Apple are clearly rattled by the success of Samsung and Android. Samsung can manufacture phones and tablets as good as Apple’s at a lower cost … slap on some free Android and global distribution with practically every electronics vendor of significance in the World and you begin to understand why Apple are willing to play chicken with their own supplier. The question is, what do Samsung value more … their sales to Apple or their sales of their own handsets and tablets. It is a difficult conflict of interest but I suspect selling their own products is already more profitable.

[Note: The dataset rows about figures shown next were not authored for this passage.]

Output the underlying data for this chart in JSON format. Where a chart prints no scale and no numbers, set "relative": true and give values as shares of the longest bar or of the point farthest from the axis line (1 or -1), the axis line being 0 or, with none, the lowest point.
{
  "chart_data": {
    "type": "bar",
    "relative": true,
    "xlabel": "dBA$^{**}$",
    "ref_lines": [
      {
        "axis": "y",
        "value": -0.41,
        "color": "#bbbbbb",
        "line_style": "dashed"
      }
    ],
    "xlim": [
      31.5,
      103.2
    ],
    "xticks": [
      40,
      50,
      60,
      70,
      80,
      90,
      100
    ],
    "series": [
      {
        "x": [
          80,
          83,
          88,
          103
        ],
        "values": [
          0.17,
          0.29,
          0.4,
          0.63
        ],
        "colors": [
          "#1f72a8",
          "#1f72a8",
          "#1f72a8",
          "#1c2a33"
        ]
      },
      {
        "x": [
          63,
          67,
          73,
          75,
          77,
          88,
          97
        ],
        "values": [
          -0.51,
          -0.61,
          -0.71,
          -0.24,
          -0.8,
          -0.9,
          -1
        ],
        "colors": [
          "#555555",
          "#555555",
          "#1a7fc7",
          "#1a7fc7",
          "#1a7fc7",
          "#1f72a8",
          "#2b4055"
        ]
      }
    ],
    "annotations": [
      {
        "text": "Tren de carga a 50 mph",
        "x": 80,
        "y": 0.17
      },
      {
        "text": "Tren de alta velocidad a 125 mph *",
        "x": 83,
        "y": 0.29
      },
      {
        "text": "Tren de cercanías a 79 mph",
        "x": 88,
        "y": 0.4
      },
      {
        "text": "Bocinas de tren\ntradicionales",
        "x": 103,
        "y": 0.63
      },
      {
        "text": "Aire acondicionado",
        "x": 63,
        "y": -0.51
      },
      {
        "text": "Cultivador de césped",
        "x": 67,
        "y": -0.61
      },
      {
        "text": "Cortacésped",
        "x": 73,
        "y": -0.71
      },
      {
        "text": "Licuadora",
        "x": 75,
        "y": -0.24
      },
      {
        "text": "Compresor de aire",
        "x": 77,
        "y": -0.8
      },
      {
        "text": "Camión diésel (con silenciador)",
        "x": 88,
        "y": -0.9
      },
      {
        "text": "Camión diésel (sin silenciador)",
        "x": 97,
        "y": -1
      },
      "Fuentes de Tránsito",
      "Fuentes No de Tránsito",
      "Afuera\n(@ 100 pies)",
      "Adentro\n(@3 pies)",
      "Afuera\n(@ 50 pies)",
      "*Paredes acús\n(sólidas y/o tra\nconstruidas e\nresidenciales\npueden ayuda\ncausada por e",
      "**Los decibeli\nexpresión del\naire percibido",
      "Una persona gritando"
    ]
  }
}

Many people feel it will be increasingly difficult for any smartphone manufacturer to differentiate themselves from the competition in the future. Apple’s technology lead has eroded to next to nothing and customers now have far more choice than ever. In the coming months Apple may actually be selling less powerful products than their rivals … albeit slightly slicker ones. It is unlikely that they can innovate sufficiently to keep the competition at bay, and Android already has 35-40% of the smartphone market and still growing strong. The lawsuits should have started before the rival manufacturers saw the value in making Android devices.
So perhaps we now understand why Apple is hoarding ~$60billion in cash (and growing). They feel they need this ‘war chest’ to either threaten the competition into backing off or simply acquire anyone who becomes too inconvenient. Even so, suing Samsung is possibly the bravest (and most stupid) move Apple have made to date! Will the two Goliaths collide or brake at the last second?